Eskreis-Winkler ve Fishback’ın Angela Duckworth ile 2018-2019 yıllarında yaptıkları bir dizi çalışmada; insanlardan, iş, fitness veya okul hayatı gibi farklı alanlardaki başarısızlıklarını başkaları için ilham verici hikayelere dönüştürmelerini istedi. Bu çalışma başarıyı körükledi. Ortaokul öğrencileriyle başarısızlıklarını paylaşan lise öğrencileri daha iyi notlar almaya başladı. İlkokul öğrencilerine tavsiye veren ortaokul öğrencileri daha sonra kendi ödevlerine daha fazla zaman ayırdı. Peki yetişkinler bu bilgileri gerçek hayata nasıl adapte edebilir? Örneğin, bir yöneticiyseniz, kendi performanslarını iyileştirmelerine yardımcı olmak için hatalarınızı çalışanlarınızla paylaşın. Bu onların (en az sizin kadar) başarısızlıktan ders almalarına yardımcı olacaktır. 

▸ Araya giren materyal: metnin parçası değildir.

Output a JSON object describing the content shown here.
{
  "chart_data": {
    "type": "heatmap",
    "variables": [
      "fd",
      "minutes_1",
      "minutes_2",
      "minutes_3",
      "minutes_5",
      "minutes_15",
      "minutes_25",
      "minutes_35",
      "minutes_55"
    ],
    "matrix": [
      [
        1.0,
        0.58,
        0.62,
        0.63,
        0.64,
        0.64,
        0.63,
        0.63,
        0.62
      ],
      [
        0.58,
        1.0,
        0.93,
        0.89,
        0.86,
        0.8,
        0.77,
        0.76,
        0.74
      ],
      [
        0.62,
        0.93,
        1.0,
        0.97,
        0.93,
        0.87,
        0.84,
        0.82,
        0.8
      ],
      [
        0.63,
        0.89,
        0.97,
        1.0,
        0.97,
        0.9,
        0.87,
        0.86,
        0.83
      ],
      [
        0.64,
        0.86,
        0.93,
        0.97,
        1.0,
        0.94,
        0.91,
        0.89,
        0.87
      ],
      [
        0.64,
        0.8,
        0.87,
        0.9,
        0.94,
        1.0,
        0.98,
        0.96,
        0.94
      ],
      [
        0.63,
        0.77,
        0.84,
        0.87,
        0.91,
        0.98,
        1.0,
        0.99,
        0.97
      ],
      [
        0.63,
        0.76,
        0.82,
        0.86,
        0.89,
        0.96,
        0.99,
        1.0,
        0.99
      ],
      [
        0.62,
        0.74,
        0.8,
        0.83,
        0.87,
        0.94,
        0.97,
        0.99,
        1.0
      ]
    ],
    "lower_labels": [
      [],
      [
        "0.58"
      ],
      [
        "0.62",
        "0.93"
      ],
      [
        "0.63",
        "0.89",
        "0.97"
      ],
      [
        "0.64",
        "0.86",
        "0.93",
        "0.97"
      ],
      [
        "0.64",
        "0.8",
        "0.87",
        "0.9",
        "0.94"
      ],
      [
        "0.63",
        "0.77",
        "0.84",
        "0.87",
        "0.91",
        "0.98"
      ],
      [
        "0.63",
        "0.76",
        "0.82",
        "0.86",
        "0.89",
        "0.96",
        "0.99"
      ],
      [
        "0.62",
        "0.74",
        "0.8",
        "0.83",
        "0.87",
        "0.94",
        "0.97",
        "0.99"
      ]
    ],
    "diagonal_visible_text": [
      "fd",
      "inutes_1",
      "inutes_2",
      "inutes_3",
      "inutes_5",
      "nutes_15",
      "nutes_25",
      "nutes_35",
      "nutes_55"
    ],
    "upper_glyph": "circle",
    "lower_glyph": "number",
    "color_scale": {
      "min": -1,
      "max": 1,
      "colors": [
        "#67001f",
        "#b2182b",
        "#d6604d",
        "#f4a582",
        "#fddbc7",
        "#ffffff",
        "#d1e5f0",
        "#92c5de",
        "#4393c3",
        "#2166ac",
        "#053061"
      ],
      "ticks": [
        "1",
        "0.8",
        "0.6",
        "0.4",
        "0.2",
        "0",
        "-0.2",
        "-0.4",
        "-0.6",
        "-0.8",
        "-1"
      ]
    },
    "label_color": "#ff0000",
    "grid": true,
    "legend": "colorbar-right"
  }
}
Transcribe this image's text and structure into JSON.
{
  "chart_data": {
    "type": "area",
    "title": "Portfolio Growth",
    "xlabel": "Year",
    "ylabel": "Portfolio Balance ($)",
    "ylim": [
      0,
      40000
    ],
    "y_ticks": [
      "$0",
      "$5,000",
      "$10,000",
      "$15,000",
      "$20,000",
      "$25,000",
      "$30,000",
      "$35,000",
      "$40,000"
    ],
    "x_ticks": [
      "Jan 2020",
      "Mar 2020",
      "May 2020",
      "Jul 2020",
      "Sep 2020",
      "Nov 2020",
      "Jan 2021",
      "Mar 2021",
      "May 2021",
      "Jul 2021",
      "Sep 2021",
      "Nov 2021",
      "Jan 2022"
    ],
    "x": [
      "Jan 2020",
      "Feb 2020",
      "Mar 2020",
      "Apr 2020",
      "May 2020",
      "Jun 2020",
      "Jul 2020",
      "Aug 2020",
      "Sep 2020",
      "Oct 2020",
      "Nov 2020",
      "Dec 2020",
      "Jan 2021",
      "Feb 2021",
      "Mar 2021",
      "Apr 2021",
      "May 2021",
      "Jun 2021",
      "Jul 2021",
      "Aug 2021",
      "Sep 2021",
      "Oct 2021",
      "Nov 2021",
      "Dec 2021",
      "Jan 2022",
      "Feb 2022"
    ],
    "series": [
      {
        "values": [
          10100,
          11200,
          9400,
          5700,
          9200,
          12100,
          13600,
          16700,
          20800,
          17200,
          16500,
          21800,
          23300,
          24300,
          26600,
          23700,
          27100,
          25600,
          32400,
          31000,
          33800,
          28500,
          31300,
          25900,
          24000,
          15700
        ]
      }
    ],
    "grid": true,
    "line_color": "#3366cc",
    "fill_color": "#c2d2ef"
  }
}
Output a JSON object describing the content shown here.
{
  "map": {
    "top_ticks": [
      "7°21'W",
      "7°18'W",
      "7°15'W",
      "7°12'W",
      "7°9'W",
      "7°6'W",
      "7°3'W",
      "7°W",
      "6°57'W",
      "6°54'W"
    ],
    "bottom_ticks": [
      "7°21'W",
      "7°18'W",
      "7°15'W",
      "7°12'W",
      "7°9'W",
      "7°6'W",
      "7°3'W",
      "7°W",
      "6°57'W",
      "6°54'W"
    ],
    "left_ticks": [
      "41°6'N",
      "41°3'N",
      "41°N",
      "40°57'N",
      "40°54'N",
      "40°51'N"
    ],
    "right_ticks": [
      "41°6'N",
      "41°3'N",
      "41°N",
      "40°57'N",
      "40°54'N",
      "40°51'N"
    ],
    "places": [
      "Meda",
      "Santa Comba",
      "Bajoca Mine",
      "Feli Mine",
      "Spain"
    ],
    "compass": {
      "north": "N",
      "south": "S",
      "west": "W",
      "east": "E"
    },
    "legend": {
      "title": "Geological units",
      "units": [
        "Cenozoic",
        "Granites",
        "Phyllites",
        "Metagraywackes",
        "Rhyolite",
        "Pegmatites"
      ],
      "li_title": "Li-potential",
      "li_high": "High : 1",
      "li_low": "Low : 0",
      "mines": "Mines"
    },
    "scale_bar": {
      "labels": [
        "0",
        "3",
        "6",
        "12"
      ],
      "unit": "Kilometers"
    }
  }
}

/website/assets/images/my1/images/63623c4c2a195__failure3.jpg

Başardıklarınızın farkında olun. Kendinizi desteklemenin başka yolları da mevcut. Araştırmalar, sürekli olarak uzmanların kendi alanlarındaki hataları daha iyi tolere edebildiklerini, çünkü geçmiş başarılara sahip olduklarını ve geleceğe daha bağlı olduklarını gösteriyor. 2014 yılında yapılan bir deneyde, 7. sınıf öğretmenleri, yapıcı eleştiri ile öğrencilerinin becerilerini hatırlatan güzel notları eşleştirdi. Böylece çocuklar cesaretlendi ve daha iyi notlar alabileceklerine inandılar. Araştırmalar ayrıca, öğretmenlerin, öğrenmeyi hedef haline getirerek başarısızlıkları da başarı olarak yeniden çerçeveleyebileceğini öne sürüyor. Bu içgörü işyerlerinde de uygulanabilir: hataları ortaya çıkarmayı değil öğrenmeyi herhangi bir projenin hedeflerinden biri haline getirebilirler. 

Hayal kırıklığı yaşayın. Başarısız olduğunuzda, hata yaptığınızda üzülmeyi deneyin. Üzüntünün başarısızlığa ve kayba bir tepki olarak evrildiğini ve deneyimlerimiz üzerinde düşünmemizi teşvik için var olduğunu öne süren çok sayıda araştırma var. Pişmanlıklar motivasyonu artırabilir. Üzüntü, gelecekte başarılı olmamıza yardımcı olabilecek hafızayı ve yargıyı geliştirir. 2014 yılında yapılan bir araştırmaya göre, çocuklar pişmanlık yaşayabilecekleri gelişimsel aşamaya geldiklerinde, başarısızlıktan daha fazla şey öğrenme olasılıkları artıyor. 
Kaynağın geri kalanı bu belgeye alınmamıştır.